The clubs weren't licensed so there wasn't any booze; the main high was the music. And the guys in the band were just like you were: they probably had daytime jobs, they couldn't afford flash stage-gear - maybe suits or perhaps a prized plastic jerkin and a pink tab-collar shirt.
The Beatles' success (their second release, 'Please Please Me', went to number two in March 1963) focussed the attentions of the pop establishment on Merseyside. The record company representatives arrived clutching cheque books and Liverpool street-maps with Mathew Street marked by a cross. The realisation dawned that all Denmark Street had to do was take the groups, polish them up, render them a little less offensive and peddle the product. Its first instinct was to make the phenomenon fit the preconceived pattern, so it went for acts in two categories: the cheeky and the crooners. Gerry (of Gerry and the Pacemakers), Freddie (of Freddie and the Dreamers) and Herman (of Herman's Hermits) - the latter two both from Manchester - had all the cheeky charm that Tommy Steele had brought to bear in the first wave of rock'n'roll. Balladeers like Cilla Black and Billy J. Kramer fitted the alternative stereotype, with the additional qualification that they could claim acquaintance with the Fab Four.

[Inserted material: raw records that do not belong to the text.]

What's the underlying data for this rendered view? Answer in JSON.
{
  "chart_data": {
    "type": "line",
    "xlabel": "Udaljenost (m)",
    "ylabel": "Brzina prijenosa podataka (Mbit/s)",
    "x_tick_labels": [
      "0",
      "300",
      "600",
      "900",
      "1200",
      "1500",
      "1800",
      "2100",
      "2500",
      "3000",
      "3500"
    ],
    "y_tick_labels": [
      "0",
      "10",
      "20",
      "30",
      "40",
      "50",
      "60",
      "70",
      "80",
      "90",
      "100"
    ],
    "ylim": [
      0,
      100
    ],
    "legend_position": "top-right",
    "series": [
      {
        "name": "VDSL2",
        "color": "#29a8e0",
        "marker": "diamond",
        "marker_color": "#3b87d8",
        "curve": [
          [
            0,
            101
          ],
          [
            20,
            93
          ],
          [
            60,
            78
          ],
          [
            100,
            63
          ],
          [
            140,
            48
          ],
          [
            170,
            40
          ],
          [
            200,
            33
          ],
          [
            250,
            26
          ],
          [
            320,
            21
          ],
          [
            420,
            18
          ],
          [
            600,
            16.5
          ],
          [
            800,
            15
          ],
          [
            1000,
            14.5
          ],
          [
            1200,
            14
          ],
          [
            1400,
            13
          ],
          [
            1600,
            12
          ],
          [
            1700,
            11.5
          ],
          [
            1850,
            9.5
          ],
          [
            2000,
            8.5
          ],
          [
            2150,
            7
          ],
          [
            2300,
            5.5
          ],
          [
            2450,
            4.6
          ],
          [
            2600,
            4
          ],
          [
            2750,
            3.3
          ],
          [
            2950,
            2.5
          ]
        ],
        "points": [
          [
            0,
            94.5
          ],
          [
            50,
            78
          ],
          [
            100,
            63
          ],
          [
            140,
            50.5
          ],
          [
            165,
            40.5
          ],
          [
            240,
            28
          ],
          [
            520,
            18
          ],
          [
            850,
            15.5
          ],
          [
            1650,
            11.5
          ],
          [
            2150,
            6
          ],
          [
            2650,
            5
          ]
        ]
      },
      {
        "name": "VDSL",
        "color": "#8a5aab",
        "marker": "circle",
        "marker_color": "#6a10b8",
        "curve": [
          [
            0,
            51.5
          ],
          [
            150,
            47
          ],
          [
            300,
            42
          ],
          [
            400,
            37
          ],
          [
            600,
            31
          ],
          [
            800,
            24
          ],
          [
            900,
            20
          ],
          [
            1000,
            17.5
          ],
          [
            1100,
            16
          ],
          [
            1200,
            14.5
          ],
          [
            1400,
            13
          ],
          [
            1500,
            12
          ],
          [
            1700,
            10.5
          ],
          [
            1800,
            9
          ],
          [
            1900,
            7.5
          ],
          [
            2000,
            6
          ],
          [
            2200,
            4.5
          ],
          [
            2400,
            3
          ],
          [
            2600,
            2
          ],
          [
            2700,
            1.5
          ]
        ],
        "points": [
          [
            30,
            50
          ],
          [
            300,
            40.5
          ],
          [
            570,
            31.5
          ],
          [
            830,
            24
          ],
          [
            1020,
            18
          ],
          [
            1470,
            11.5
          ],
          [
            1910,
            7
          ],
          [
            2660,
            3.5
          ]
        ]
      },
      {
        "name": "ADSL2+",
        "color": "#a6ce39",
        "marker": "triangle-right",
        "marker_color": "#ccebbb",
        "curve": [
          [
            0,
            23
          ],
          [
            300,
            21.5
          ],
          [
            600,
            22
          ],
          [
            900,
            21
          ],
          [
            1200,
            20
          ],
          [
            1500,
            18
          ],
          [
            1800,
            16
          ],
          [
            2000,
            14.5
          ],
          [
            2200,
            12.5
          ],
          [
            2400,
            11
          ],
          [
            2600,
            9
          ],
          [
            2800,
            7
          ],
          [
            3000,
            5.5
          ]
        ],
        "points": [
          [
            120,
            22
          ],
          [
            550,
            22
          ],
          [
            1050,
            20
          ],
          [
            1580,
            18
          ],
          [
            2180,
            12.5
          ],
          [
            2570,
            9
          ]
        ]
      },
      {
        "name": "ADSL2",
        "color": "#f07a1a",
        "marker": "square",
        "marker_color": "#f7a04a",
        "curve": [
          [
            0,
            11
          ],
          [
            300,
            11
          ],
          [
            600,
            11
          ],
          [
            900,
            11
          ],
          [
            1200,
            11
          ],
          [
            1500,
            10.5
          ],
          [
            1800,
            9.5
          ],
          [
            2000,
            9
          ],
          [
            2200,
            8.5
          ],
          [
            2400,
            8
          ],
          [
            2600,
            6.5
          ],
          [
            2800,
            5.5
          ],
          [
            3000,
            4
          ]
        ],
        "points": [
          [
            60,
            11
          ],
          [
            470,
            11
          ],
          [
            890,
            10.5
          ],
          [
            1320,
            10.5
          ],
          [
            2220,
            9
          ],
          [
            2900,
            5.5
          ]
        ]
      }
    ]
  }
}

For all these attempts to assimilate the beat groups to the Tin Pan Alley formula, some things did change for good as a result of the Merseybeat boom. The group became the standard unit of pop currency; a record's 'backing' became extremely important (so much so that 'I liked/didn't like the backing' became a 'Juke Box Jury' cliche). It became the exception rather than the rule for a group not to write its own material. New club and dance-hall circuits had been opened up which would supply a steady if exhausting living to anyone with a van-load of amplifiers and a modicum of talent. In short, the pop industry had been obliged to adjust to giving the fans what they wanted, rather than what it thought it could flog to them ... up to a point.